IT’S hard to imagine that one of the greatest nature books ever written started life in Essex.

Not the Himalayas, the rain forests of Borneo or even the Highlands of Scotland, in little old Essex, to be precise just outside Chelmsford.

Fifty years ago, a Chelmsford birdwatcher named J A Baker wrote a book about the peregrine falcons of the Blackwater estuaries, after spending years walking and cycling the paths in the area.

Published in 1967, The Peregrine went on to influence a whole generation of nature writers with its innovative style.

The bulk of the book was a series of diary entries that tracked one winter in the life of the Essex peregrines and their ever more intimate human follower. It is also a record of the Essex landscape, a land which Baker said was “as profuse and glorious as Africa.”

Now the book’s 50th anniversary is being marked with a new edition, the first biography of Baker and a lecture on his legacy by wild writer Dr James Canton, who followed in Baker’s footsteps in his own book Out of Essex.

James says: “I’m really pleased to have this chance to talk about Baker’s work in my Burrows Lecture in October. He’s a remarkable writer on the natural world and now has the recognition he deserves. And he’s from Essex. Born and bred.
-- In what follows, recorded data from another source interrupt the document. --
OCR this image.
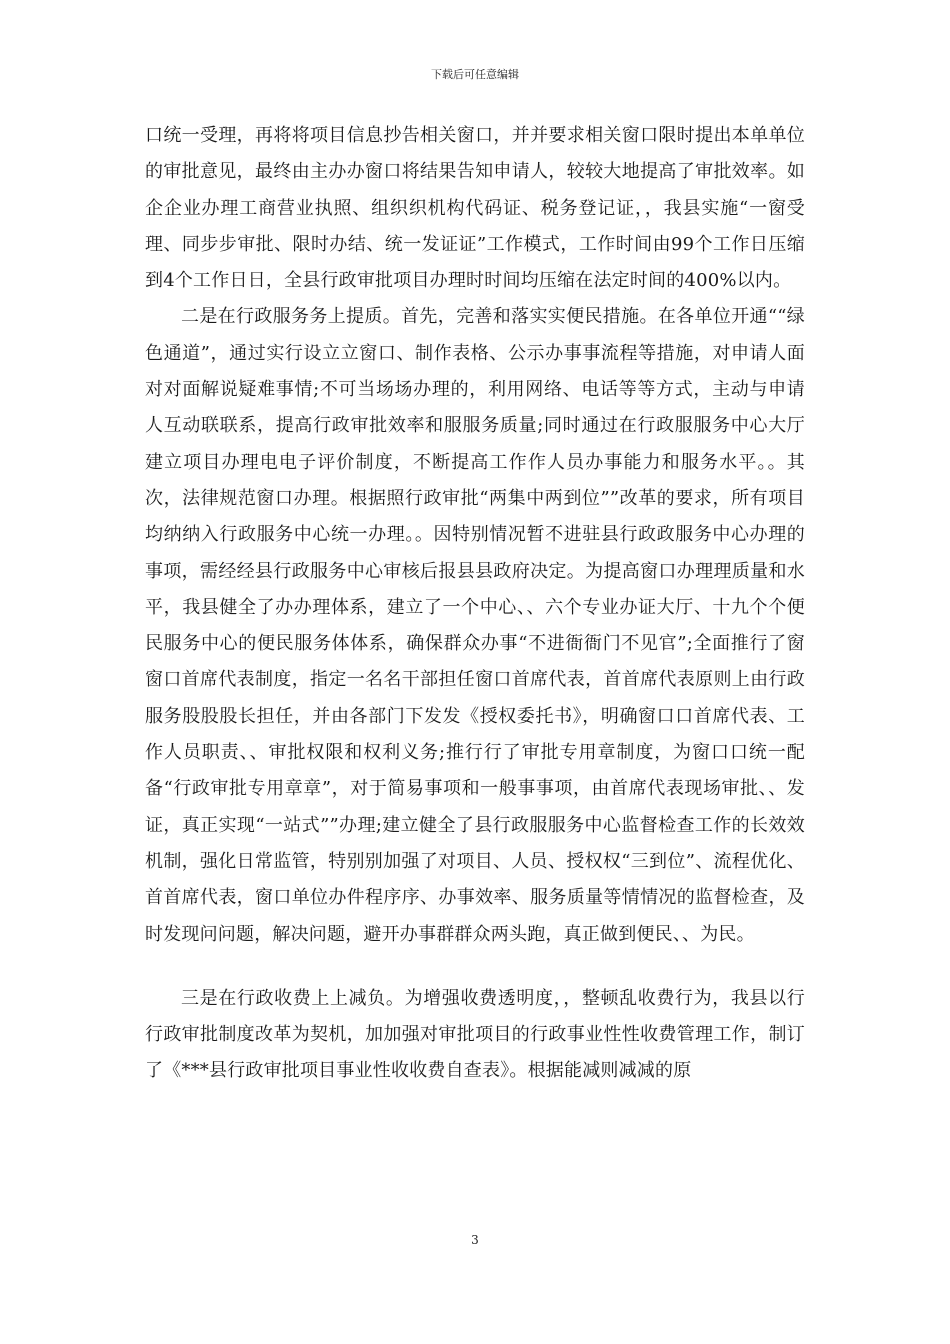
下载后可任意编辑

口统一受理，再将将项目信息抄告相关窗口，并并要求相关窗口限时提出本单单位的审批意见，最终由主办办窗口将结果告知申请人，较较大地提高了审批效率。如企企业办理工商营业执照、组织织机构代码证、税务登记证，，我县实施“一窗受理、同步步审批、限时办结、统一发证证”工作模式，工作时间由99个工作日压缩到4个工作日日，全县行政审批项目办理时时间均压缩在法定时间的400%以内。

二是在行政服务务上提质。首先，完善和落实实便民措施。在各单位开通““绿色通道”，通过实行设立立窗口、制作表格、公示办事事流程等措施，对申请人面对对面解说疑难事情;不可当场场办理的，利用网络、电话等等方式，主动与申请人互动联联系，提高行政审批效率和服服务质量;同时通过在行政服服务中心大厅建立项目办理电电子评价制度，不断提高工作作人员办事能力和服务水平。。其次，法律规范窗口办理。根据照行政审批“两集中两到位””改革的要求，所有项目均纳纳入行政服务中心统一办理。。因特别情况暂不进驻县行政政服务中心办理的事项，需经经县行政服务中心审核后报县县政府决定。为提高窗口办理理质量和水平，我县健全了办办理体系，建立了一个中心、、六个专业办证大厅、十九个个便民服务中心的便民服务体体系，确保群众办事“不进衙衙门不见官”;全面推行了窗窗口首席代表制度，指定一名名干部担任窗口首席代表，首首席代表原则上由行政服务股股股长担任，并由各部门下发发《授权委托书》，明确窗口口首席代表、工作人员职责、、审批权限和权利义务;推行行了审批专用章制度，为窗口口统一配备“行政审批专用章章”，对于简易事项和一般事事项，由首席代表现场审批、、发证，真正实现“一站式””办理;建立健全了县行政服服务中心监督检查工作的长效效机制，强化日常监管，特别别加强了对项目、人员、授权权“三到位”、流程优化、首首席代表，窗口单位办件程序序、办事效率、服务质量等情情况的监督检查，及时发现问问题，解决问题，避开办事群群众两头跑，真正做到便民、、为民。

三是在行政收费上上减负。为增强收费透明度，，整顿乱收费行为，我县以行行政审批制度改革为契机，加加强对审批项目的行政事业性性收费管理工作，制订了《***县行政审批项目事业性收收费自查表》。根据能减则减减的原

3
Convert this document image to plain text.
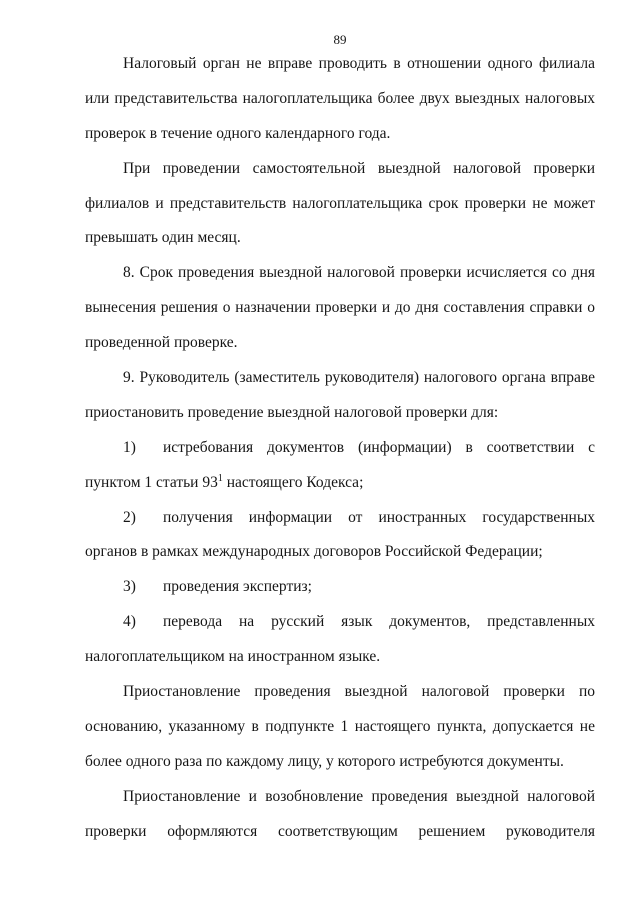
89
Налоговый орган не вправе проводить в отношении одного филиала
или представительства налогоплательщика более двух выездных налоговых
проверок в течение одного календарного года.
При проведении самостоятельной выездной налоговой проверки
филиалов и представительств налогоплательщика срок проверки не может
превышать один месяц.
8. Срок проведения выездной налоговой проверки исчисляется со дня
вынесения решения о назначении проверки и до дня составления справки о
проведенной проверке.
9. Руководитель (заместитель руководителя) налогового органа вправе
приостановить проведение выездной налоговой проверки для:
1) истребования документов (информации) в соответствии с
пунктом 1 статьи $93^1$ настоящего Кодекса;
2) получения информации от иностранных государственных
органов в рамках международных договоров Российской Федерации;
3) проведения экспертиз;
4) перевода на русский язык документов, представленных
налогоплательщиком на иностранном языке.
Приостановление проведения выездной налоговой проверки по
основанию, указанному в подпункте 1 настоящего пункта, допускается не
более одного раза по каждому лицу, у которого истребуются документы.
Приостановление и возобновление проведения выездной налоговой
проверки оформляются соответствующим решением руководителя
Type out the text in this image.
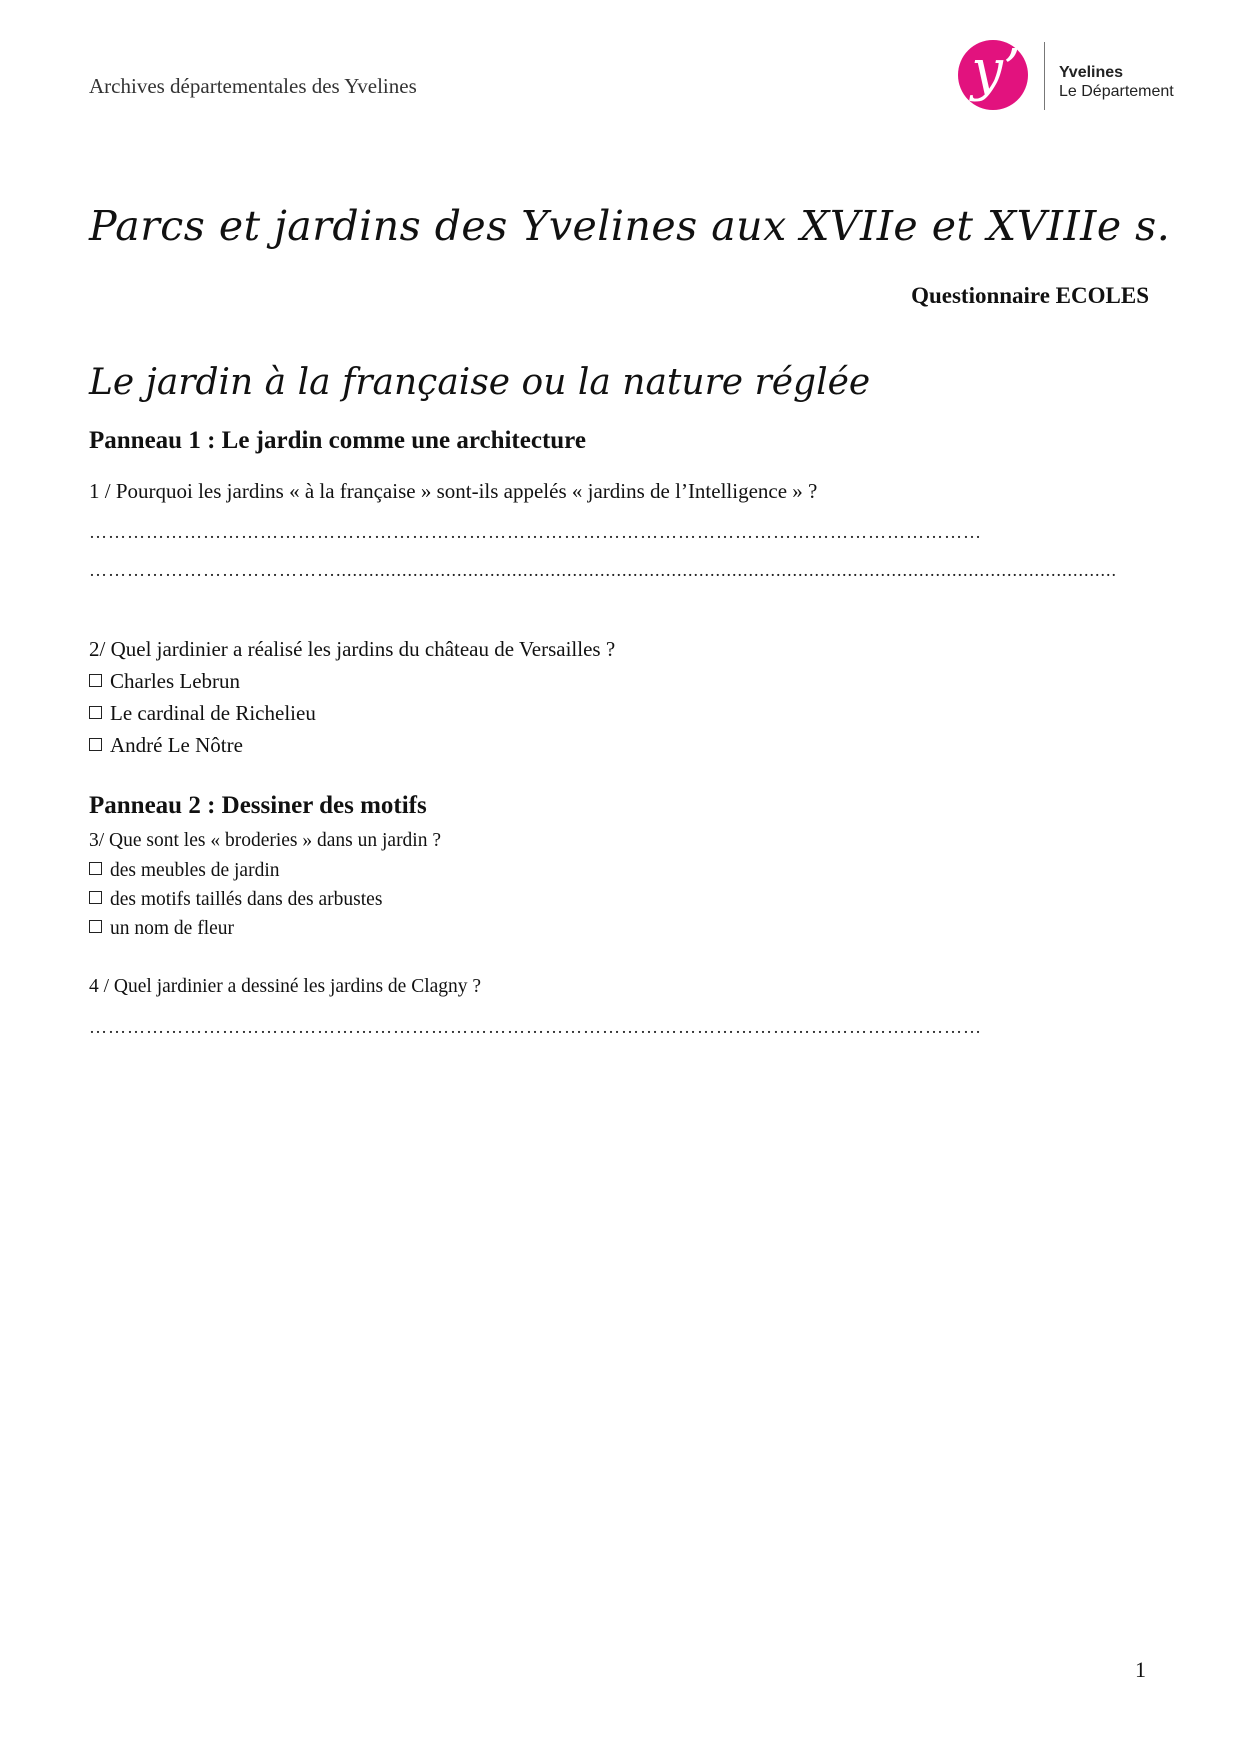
Archives départementales des Yvelines	y’ Yvelines
Le Département
Parcs et jardins des Yvelines aux XVIIe et XVIIIe s.
Questionnaire ECOLES
Le jardin à la française ou la nature réglée
Panneau 1 : Le jardin comme une architecture
1 / Pourquoi les jardins « à la française » sont-ils appelés « jardins de l’Intelligence » ?
……………………………………………………………………………………………………………………………
…………………………………..............................................................................................................................................
2/ Quel jardinier a réalisé les jardins du château de Versailles ?
Charles Lebrun
Le cardinal de Richelieu
André Le Nôtre
Panneau 2 : Dessiner des motifs
3/ Que sont les « broderies » dans un jardin ?
des meubles de jardin
des motifs taillés dans des arbustes
un nom de fleur
4 / Quel jardinier a dessiné les jardins de Clagny ?
……………………………………………………………………………………………………………………………
1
“The Peregrine came out at an important time. Rachel Carson’s book Silent Spring had been published in 1962 and had shown the world exactly what chemicals like DDT were doing to the natural world. The Peregrine showed the impact of those same agrichemicals on a single species in England.”

The book itself contributed to calls to ban these pesticides and with the success of that campaign, eventually peregrine numbers recovered steadily.

James adds: “It is amazing to see how peregrine numbers have revived – two are currently resident on Jumbo in Colchester! Other pairs have been successfully breeding on Bradwell power station for years.

“Baker’s legacy is remarkable – he showed how raising a voice to defend our wildlife, in protest at the ways in which our natural world is being treated, really can work. We can learn from his example. He showed us a new way to write on nature. ”

Despite The Peregrine’s importance, very little was known about its author’s life until recently. In 2014, an archive of letters, early manuscripts of The Peregrine, ornithological diaries and unpublished early work was donated to the Albert Sloman Library at Essex University by Baker’s brother-in-law Bernard Coe and ornithologist and conservationist John Fanshawe.

James, who teaches the MA Wild Writing course at Essex will be giving his Burrows Lecture on J A Baker on November 29 at 6pm.

Tickets, which are free, are available from the Lakeside Theatre website at lakesidetheatre.org.uk or by calling 01206 873270.

J A Baker’s The Peregrine: 50th Anniversary Edition is out now, published by Harper Collins with a new afterword by Robert Macfarlane.